Integrating Agent Models

In my earlier post I was considering combining game theory and measure theory methodologies of MAS and swarm systems.  From my research into this topic I found this paper https://jacobstechnology.com/acs/pdf/ESOA06Hybrid.pdf.  Although it seems like the people who published it are respectable, the paper has never been cited.  Which is strange since it is an interesting topic.  They came to the same questions I have about combining agent/swarm methodologies.

To what extent can we construct a unified development methodology that supports
both extremes (and thus intermediate agent types as well)? It is clumsy to have to use
one methodology [38] for BDI agents, and a completely separate one [26] for
swarming agents.
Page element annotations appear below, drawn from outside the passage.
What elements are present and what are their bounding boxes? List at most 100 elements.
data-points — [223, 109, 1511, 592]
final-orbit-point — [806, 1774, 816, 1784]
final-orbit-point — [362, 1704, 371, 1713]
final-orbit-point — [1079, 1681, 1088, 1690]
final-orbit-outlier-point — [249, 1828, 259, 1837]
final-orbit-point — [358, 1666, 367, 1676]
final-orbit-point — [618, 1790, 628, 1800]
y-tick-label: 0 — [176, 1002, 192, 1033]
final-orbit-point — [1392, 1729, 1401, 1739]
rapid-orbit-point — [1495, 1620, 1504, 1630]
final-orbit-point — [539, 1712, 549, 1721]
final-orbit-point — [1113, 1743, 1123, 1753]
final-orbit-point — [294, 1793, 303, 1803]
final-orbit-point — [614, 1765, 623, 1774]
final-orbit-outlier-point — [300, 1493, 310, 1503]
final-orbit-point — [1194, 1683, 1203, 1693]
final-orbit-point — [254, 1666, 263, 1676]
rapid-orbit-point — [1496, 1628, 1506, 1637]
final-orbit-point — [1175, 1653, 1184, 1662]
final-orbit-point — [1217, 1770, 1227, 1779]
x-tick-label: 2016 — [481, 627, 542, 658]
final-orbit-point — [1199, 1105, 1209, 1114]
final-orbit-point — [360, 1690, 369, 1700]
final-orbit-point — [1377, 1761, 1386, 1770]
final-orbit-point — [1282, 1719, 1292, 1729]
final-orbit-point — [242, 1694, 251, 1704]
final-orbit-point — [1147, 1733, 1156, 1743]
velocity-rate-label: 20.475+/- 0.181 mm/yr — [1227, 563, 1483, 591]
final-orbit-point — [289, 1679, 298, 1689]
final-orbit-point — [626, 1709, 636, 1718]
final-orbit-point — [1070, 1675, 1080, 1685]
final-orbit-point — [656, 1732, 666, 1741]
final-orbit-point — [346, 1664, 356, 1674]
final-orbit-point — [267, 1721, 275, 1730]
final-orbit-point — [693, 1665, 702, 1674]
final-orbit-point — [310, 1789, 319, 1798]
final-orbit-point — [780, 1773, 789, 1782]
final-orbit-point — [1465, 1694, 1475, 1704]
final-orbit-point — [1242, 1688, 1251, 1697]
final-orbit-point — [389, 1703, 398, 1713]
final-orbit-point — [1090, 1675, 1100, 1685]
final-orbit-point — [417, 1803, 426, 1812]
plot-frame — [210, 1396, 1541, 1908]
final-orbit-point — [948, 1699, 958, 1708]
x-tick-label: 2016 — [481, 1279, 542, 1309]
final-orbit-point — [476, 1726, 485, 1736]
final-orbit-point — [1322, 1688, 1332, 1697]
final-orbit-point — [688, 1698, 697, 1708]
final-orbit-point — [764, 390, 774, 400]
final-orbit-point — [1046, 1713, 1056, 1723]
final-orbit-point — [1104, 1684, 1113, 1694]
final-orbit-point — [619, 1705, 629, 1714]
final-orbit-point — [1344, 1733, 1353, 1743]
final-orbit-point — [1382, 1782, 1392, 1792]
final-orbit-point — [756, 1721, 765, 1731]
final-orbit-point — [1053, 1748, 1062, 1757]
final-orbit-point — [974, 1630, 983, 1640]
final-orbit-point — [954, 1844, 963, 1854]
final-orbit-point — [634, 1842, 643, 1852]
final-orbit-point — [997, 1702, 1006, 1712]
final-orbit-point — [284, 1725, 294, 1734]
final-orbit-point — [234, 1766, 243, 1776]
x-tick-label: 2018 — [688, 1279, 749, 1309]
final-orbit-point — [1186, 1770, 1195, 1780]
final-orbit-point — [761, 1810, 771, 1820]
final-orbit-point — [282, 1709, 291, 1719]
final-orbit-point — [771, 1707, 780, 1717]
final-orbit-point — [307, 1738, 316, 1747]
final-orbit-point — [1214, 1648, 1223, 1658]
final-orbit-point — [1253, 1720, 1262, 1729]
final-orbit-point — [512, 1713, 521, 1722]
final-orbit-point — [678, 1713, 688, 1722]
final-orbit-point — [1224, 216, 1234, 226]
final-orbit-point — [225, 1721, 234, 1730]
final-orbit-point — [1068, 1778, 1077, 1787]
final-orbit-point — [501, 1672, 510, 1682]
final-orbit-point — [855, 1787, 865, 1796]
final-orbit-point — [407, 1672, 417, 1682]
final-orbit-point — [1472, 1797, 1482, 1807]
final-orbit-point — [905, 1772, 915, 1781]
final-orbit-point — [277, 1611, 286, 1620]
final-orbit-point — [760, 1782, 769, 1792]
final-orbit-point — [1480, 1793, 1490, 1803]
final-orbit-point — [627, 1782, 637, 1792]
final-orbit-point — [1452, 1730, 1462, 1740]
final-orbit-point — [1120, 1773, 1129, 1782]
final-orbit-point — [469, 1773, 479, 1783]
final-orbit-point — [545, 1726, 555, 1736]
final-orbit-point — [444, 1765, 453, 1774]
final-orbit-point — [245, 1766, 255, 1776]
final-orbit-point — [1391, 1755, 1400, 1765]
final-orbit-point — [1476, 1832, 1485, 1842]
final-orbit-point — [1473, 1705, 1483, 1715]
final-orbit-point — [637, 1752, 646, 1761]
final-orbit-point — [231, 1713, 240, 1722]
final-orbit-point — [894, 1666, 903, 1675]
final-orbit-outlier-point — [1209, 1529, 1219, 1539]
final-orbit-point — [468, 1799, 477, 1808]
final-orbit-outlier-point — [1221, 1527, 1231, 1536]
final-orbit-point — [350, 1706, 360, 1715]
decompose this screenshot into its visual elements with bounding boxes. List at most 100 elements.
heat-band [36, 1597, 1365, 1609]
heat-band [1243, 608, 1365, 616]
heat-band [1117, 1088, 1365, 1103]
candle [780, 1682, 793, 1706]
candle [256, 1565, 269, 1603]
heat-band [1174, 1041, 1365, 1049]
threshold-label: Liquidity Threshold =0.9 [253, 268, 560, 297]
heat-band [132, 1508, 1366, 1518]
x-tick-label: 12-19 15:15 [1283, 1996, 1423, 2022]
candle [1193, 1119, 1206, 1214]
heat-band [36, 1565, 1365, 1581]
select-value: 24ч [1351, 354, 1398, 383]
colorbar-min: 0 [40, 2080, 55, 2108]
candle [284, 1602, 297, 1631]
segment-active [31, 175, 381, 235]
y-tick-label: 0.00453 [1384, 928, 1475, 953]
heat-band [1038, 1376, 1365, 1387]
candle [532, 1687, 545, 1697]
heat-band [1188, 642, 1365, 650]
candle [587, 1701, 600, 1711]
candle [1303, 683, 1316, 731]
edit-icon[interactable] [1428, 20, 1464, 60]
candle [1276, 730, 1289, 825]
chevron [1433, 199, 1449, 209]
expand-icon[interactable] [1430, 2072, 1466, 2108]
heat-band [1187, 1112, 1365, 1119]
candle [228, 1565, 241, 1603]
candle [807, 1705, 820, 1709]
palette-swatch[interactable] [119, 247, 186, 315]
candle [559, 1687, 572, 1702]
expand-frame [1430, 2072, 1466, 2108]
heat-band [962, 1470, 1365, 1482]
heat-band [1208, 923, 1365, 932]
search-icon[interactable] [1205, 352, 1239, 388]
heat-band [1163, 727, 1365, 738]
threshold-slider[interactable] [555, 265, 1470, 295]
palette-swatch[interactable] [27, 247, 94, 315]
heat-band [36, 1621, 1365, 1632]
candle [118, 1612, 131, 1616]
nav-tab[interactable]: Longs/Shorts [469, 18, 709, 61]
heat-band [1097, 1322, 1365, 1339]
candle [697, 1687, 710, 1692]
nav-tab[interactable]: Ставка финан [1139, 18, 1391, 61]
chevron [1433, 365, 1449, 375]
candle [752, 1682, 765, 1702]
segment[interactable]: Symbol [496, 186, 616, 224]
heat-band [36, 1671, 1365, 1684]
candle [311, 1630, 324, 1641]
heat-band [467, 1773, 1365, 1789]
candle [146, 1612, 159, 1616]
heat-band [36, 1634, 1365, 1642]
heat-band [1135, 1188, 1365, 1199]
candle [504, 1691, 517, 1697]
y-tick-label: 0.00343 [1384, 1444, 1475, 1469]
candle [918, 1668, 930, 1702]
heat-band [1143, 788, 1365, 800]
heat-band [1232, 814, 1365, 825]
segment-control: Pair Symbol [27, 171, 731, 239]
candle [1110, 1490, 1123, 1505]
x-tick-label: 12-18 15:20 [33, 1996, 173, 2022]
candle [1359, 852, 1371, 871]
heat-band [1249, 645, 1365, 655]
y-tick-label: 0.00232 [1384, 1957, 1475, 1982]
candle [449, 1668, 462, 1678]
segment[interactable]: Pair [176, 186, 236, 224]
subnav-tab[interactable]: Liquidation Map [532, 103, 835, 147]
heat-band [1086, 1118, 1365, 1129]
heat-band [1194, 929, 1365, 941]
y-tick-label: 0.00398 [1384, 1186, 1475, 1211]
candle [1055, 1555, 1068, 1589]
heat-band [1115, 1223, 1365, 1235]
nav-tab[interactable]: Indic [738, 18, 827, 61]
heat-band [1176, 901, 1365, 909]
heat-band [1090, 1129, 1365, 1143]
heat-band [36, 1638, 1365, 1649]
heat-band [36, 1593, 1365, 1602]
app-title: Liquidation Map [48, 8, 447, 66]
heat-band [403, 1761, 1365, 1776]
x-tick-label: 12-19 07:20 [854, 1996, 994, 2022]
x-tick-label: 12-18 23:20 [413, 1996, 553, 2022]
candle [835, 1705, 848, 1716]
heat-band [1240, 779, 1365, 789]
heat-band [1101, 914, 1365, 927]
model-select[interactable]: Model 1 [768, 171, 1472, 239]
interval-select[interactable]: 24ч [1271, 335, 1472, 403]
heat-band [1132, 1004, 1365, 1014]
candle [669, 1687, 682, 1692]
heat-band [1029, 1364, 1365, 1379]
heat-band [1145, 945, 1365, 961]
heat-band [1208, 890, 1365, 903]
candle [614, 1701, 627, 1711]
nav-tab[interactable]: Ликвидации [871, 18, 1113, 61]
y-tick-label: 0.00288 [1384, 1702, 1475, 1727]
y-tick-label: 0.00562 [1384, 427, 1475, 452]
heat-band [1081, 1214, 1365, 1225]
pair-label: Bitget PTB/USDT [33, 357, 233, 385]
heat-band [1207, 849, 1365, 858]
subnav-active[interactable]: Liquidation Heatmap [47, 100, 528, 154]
Hybrid systems will only become commonplace when both kinds of
agents can be developed within an integrated framework.

 

They believe that integrating different agent models is an important problem.

 

Also, before that paper was published, GMU had published a paper Cooperative Multiagent Learning: The State of the Art.  In their conclusion they stated the need for Team Heterogeneity.  Meaning that the team is composed of agents with differing abilities.  They also make the case for when the team is too large that the agent’s abilities can’t all be different.  This is the conclusion I came to.  For example, when there are swarms interacting with more complex multiagent systems.  How do they cooperate and learn from each other?  What is the framework for such interaction?  How can the agent’s mathematical underpinnings act as a catalyst for communication for teaching/learning?  Can a universal framework be developed?

Swarms

Innovation and learning seemed to develop more quickly with a larger population. Like comparing europe to the native americans. So I think that it would be wise to try to see how large groups of agents who were grouped doing different tasks whether innovation would emerge.

Like have a huge “soup” of agents and have different goals for different populations of agents. Will those with similar goals learn to cooperate.

If we limit resources will innovation emerge by having different populations cooperating to create a hirarchy to accomplish their respective goals?

Essentially, when a large population with differing goals but limited by the same resources will they learn to innovate in order to accomplish their goal or will they fail.

In the macro the micro complex actions apear to be simple effects. So, in essence we have a swarm.
Start listing of large multi agent systems that might also be swarms:

traffic networks including internet, cars, planes, and any other type of transportation routing.

learning in multi agent systems when others don’t learn?